Ulisses Correia e Silva, président du Mouvement pour la démocratie (MPD, libéral)

Ulisses Correia e Silva, président du Mouvement pour la démocratie (MPD, libéral)

Le principal parti d'opposition au Cap-Vert, qui a repris le pouvoir après 15 ans d'absence en remportant les élections législatives du 20 mars avec 53,5% des voix, bénéficiera d'une majorité parlementaire de 40 sièges sur 72, selon les résultats définitifs annoncés vendredi par la Commission électorale.

La victoire du Mouvement pour la démocratie (MPD, libéral), devant le Parti africain pour l'indépendance du Cap-Vert (PAICV, membre de l'Internationale socialiste) au pouvoir depuis 2001, était acquise depuis le soir du scrutin, mais les résultats du vote dans l'importante diaspora à l'étranger se sont fait attendre.

"Sur un total de 347.622 électeurs inscrits, 229.337 ont voté", soit un taux d'abstention de 34,2 %, a annoncé lors d'une conférence de presse la présidente de la Commission électorale Maria do Rosario Gonçalves.

Le MPD a obtenu 122.881 voix (53,5%), le PAICV 86.078 (37,5%) et l'Union capverdienne indépendante et démocratique (Ucid, démocrate-chrétien) 15.488 (soit 6,7%), ce qui leur assure respectivement 40, 29 et 3 députés, a-t-elle indiqué.

Arrivent ensuite trois petites formations qui ne seront pas représentées à l'Assemblée nationale.

Le MPD, conduit par l'ex-maire de Praia, Ulisses Correia e Silva, l'a emporté dans l'ensemble des circonscriptions de l'archipel lors de ce scrutin à la proportionnelle, plus disputé au sein de la diaspora, où il se partage les six sièges en jeu avec le PAICV, dirigé par Janira Hopffer Almada, une femme de 37 ans.

Le président Jorge Carlos Fonseca, appartenant au MPD, dont l'élection en 2011 a donné lieu à une cohabitation avec le PAICV dans ce régime semi-parlementaire où l'exécutif est dominé par le Premier ministre, a déjà chargé M. Correia e Silva de former le nouveau gouvernement.
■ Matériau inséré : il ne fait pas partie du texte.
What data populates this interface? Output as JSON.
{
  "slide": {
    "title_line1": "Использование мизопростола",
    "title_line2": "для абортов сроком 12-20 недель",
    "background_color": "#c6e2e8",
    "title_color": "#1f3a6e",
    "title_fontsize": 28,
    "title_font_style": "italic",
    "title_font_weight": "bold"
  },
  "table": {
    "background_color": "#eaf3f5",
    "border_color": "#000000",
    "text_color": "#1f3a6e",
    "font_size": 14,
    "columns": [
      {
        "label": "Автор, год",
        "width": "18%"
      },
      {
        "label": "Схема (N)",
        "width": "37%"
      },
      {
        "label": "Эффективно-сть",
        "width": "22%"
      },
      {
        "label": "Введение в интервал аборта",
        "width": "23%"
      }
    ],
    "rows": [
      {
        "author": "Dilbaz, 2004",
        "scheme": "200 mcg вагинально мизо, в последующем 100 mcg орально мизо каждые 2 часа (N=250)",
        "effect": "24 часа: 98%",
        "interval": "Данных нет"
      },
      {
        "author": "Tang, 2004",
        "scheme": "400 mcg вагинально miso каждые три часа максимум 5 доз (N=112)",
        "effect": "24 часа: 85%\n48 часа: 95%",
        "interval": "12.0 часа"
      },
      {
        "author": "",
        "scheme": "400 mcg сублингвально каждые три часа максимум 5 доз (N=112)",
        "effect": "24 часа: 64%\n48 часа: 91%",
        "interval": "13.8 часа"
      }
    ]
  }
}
Le Premier ministre élu s'est engagé à présenter un gouvernement resserré. "Un petit pays comme le Cap-Vert n'a pas besoin de 17 ministères et trois secrétaires d'Etat comme il l'avait dans le dernier gouvernement du PAICV. Nous avons l'intention de former un gouvernement avec un maximum de 12 membres, mais avec une bonne coordination et un leadership politique", a-t-il indiqué.

Pendant la campagne électorale, le MPD a promis de créer 45.000 emplois sur cinq ans, de parvenir à une croissance économique annuelle de 7% (contre à peine 2% sous le PAICV), diminuer les impôts, améliorer le climat des affaires, réduire la criminalité et la pauvreté.

L'une des priorités du nouveau gouvernement sera d'assainir la situation dans le secteur des transports maritimes et aériens. La compagnie aérienne nationale TACV est actuellement plongée dans un marasme financier et un de ses appareils a récemment été immobilisé aux Pays-Bas en raison de dettes.